Disturbingly, an image of me raking my nails down his back was all my brain could summon.

He leaned down, his breath like a summer storm caressing my cheek. “Although, feel free to wriggle too.” It was barely louder than a breath.

Swinging the hand holding my dagger toward his face only resulted in that hand being pinned at my side by his free hand. His grip was firm, fingers hot and slick with sweat. His heartbeat thrummed through his thumb.

“Giving up already?” He taunted.

Winding back, I aimed a punch at his ear. He leaned out of reach, slamming my hand back down with the handle of his dagger.

Ow.

Pausing to search for an opening, I listened to his heartbeat and noticed his pulse was beating in sync with mine. Once might be coincidence, but twice was suspicious.

That’s odd.

I thought about Nikolach and miasma monsters, waiting for my heartbeat to rise. Predictably, it did. But his did too.

That gave me a pretty good idea of what our Skinscript did.

Time to test the theory. I wriggled beneath him.

Think boring thoughts. Books. Studying.

He shifted, the firmness forming near my stomach a dead giveaway as his heated gaze bored down on me. “Is your plan to seduce me into surrendering?” His tone became richer, lower. “Because there’s quite a large audience in here with us.”

His heartbeat raced against my wrist, much faster now. Listening, mine was racing too, still in time with his like an amplified echo. That cinched it.

“She’s had enough, let her up,” Sarina’s voice said from nearby.

“She’ll tell me when she’s had enough.”

“Get off me,” I gritted.

Zevrial rolled back onto his heels, standing again. I pushed myself up with the grace of a toppled tortoise. “You’re going to die out there,” he gestured to the Fitness room’s windows. “Sooner than later.”

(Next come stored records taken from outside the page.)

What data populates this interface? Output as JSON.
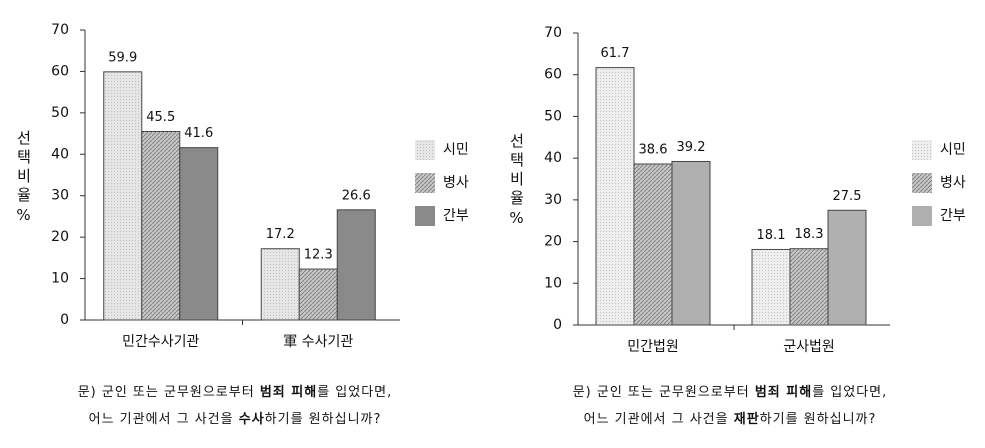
{
  "chart_data": [
    {
      "type": "bar",
      "y_label": "선택비율%",
      "categories": [
        "민간수사기관",
        "軍 수사기관"
      ],
      "series": [
        {
          "name": "시민",
          "color": "#e6e6e6",
          "values": [
            59.9,
            17.2
          ]
        },
        {
          "name": "병사",
          "color": "#c6c6c6",
          "values": [
            45.5,
            12.3
          ]
        },
        {
          "name": "간부",
          "color": "#8a8a8a",
          "values": [
            41.6,
            26.6
          ]
        }
      ],
      "ylim": [
        0,
        70
      ],
      "yticks": [
        0,
        10,
        20,
        30,
        40,
        50,
        60,
        70
      ],
      "caption_lines": [
        [
          "문) 군인 또는 군무원으로부터 ",
          "범죄 피해",
          "를 입었다면,"
        ],
        [
          "어느 기관에서 그 사건을 ",
          "수사",
          "하기를 원하십니까?"
        ]
      ]
    },
    {
      "type": "bar",
      "y_label": "선택비율%",
      "categories": [
        "민간법원",
        "군사법원"
      ],
      "series": [
        {
          "name": "시민",
          "color": "#eeeeee",
          "values": [
            61.7,
            18.1
          ]
        },
        {
          "name": "병사",
          "color": "#c6c6c6",
          "values": [
            38.6,
            18.3
          ]
        },
        {
          "name": "간부",
          "color": "#b0b0b0",
          "values": [
            39.2,
            27.5
          ]
        }
      ],
      "ylim": [
        0,
        70
      ],
      "yticks": [
        0,
        10,
        20,
        30,
        40,
        50,
        60,
        70
      ],
      "caption_lines": [
        [
          "문) 군인 또는 군무원으로부터 ",
          "범죄 피해",
          "를 입었다면,"
        ],
        [
          "어느 기관에서 그 사건을 ",
          "재판",
          "하기를 원하십니까?"
        ]
      ]
    }
  ]
}
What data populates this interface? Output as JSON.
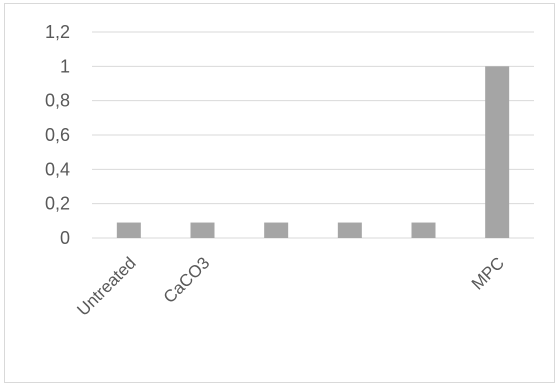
{
  "chart_data": {
    "type": "bar",
    "categories": [
      "Untreated",
      "CaCO3",
      "",
      "",
      "",
      "MPC"
    ],
    "values": [
      0.09,
      0.09,
      0.09,
      0.09,
      0.09,
      1.0
    ],
    "ylim": [
      0,
      1.2
    ],
    "yticks": [
      "0",
      "0,2",
      "0,4",
      "0,6",
      "0,8",
      "1",
      "1,2"
    ],
    "grid": true,
    "legend": "none",
    "title": "",
    "xlabel": "",
    "ylabel": ""
  },
  "colors": {
    "bar": "#a5a5a5",
    "grid": "#d9d9d9",
    "text": "#595959",
    "border": "#d9d9d9"
  }
}
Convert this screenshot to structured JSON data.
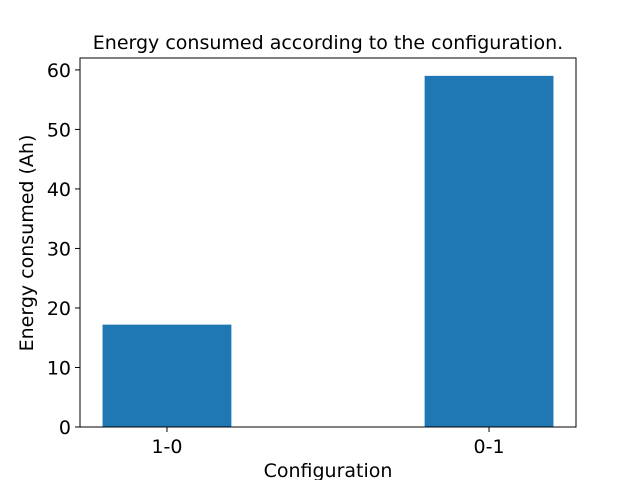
{
  "chart_data": {
    "type": "bar",
    "title": "Energy consumed according to the configuration.",
    "xlabel": "Configuration",
    "ylabel": "Energy consumed (Ah)",
    "categories": [
      "1-0",
      "0-1"
    ],
    "values": [
      17.2,
      59.0
    ],
    "ylim": [
      0,
      62
    ],
    "yticks": [
      0,
      10,
      20,
      30,
      40,
      50,
      60
    ],
    "grid": false,
    "legend": "none",
    "bar_color": "#1f77b4"
  }
}
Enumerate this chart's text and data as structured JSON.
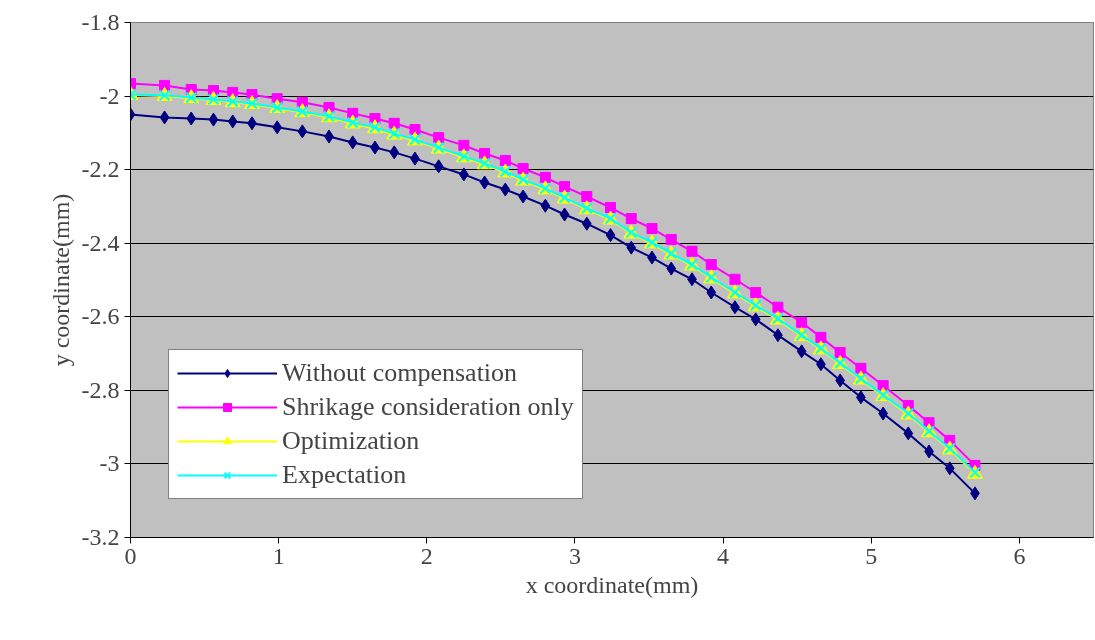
{
  "chart_data": {
    "type": "line",
    "xlabel": "x coordinate(mm)",
    "ylabel": "y coordinate(mm)",
    "x": [
      0,
      0.23,
      0.41,
      0.56,
      0.69,
      0.82,
      0.99,
      1.16,
      1.34,
      1.5,
      1.65,
      1.78,
      1.92,
      2.08,
      2.25,
      2.39,
      2.53,
      2.65,
      2.8,
      2.93,
      3.08,
      3.24,
      3.38,
      3.52,
      3.65,
      3.79,
      3.92,
      4.08,
      4.22,
      4.37,
      4.53,
      4.66,
      4.79,
      4.93,
      5.08,
      5.25,
      5.39,
      5.53,
      5.7
    ],
    "series": [
      {
        "name": "Without compensation",
        "color": "#000080",
        "marker": "diamond",
        "values": [
          -2.05,
          -2.058,
          -2.061,
          -2.064,
          -2.069,
          -2.074,
          -2.085,
          -2.096,
          -2.11,
          -2.126,
          -2.14,
          -2.153,
          -2.17,
          -2.191,
          -2.213,
          -2.235,
          -2.254,
          -2.273,
          -2.298,
          -2.322,
          -2.347,
          -2.378,
          -2.412,
          -2.439,
          -2.469,
          -2.498,
          -2.534,
          -2.574,
          -2.607,
          -2.65,
          -2.694,
          -2.729,
          -2.773,
          -2.819,
          -2.863,
          -2.917,
          -2.966,
          -3.012,
          -3.08
        ]
      },
      {
        "name": "Shrikage consideration only",
        "color": "#ff00ff",
        "marker": "square",
        "values": [
          -1.966,
          -1.971,
          -1.982,
          -1.985,
          -1.99,
          -1.996,
          -2.007,
          -2.017,
          -2.031,
          -2.047,
          -2.061,
          -2.074,
          -2.091,
          -2.113,
          -2.134,
          -2.156,
          -2.175,
          -2.197,
          -2.221,
          -2.246,
          -2.273,
          -2.303,
          -2.333,
          -2.36,
          -2.39,
          -2.422,
          -2.458,
          -2.498,
          -2.534,
          -2.574,
          -2.615,
          -2.656,
          -2.697,
          -2.74,
          -2.787,
          -2.841,
          -2.888,
          -2.936,
          -3.004
        ]
      },
      {
        "name": "Optimization",
        "color": "#ffff00",
        "marker": "triangle",
        "values": [
          -1.997,
          -2.0,
          -2.006,
          -2.011,
          -2.017,
          -2.022,
          -2.033,
          -2.044,
          -2.058,
          -2.075,
          -2.088,
          -2.105,
          -2.121,
          -2.143,
          -2.167,
          -2.186,
          -2.208,
          -2.23,
          -2.254,
          -2.279,
          -2.308,
          -2.336,
          -2.374,
          -2.401,
          -2.431,
          -2.461,
          -2.496,
          -2.537,
          -2.572,
          -2.608,
          -2.653,
          -2.689,
          -2.729,
          -2.771,
          -2.816,
          -2.866,
          -2.914,
          -2.961,
          -3.027
        ]
      },
      {
        "name": "Expectation",
        "color": "#00ffff",
        "marker": "cross",
        "values": [
          -1.996,
          -1.998,
          -2.004,
          -2.009,
          -2.015,
          -2.02,
          -2.031,
          -2.042,
          -2.055,
          -2.072,
          -2.085,
          -2.102,
          -2.118,
          -2.14,
          -2.164,
          -2.183,
          -2.205,
          -2.227,
          -2.251,
          -2.276,
          -2.305,
          -2.333,
          -2.371,
          -2.398,
          -2.428,
          -2.458,
          -2.493,
          -2.534,
          -2.569,
          -2.605,
          -2.65,
          -2.686,
          -2.726,
          -2.768,
          -2.813,
          -2.863,
          -2.911,
          -2.958,
          -3.023
        ]
      }
    ],
    "xlim": [
      0,
      6.5
    ],
    "xticks": [
      0,
      1,
      2,
      3,
      4,
      5,
      6
    ],
    "ylim": [
      -3.2,
      -1.8
    ],
    "yticks": [
      -3.2,
      -3,
      -2.8,
      -2.6,
      -2.4,
      -2.2,
      -2,
      -1.8
    ],
    "grid": "y",
    "legend": "bottom left",
    "line_style": "solid"
  }
}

“Gee, how sweet. Thanks.” Trading the rattan dagger to my other hand, I squeezed the grip.

“I say what I mean. And sometimes, that’s some mean shit.

Doesn’t mean you don’t need to hear it.” He spun with liquid polish, throwing his dagger at a target against the wall without hesitating to aim.

The blade sunk up to the hilt into the chest of the dummy target.

“Imagine for a second that you don’t give up without trying.

” I glared at him. I was trying. It just wasn’t enough. “Maybe then you’ll start improving.”

My knuckles whitened around the dagger. Before I could open my mouth, Sarina did. “She is trying! We’ve been training after hours every night for weeks.”

Quiet curtained the room as curious faces turned toward the commotion.

“What you’ve been doing is failing,” Zevrial said. “Time to try something new.”

I was too tired to try something new. There was barely enough energy in me to even participate in the regular daily training. He hadn’t been in the Fitness center after hours once over the last few weeks. He had no idea how hard we were training.

Frustration rushed to the surface, and I hurled my dagger at a training dummy. The dagger landed with a clatter, nowhere near the target.

I turned and stormed out before I did something I’d regret.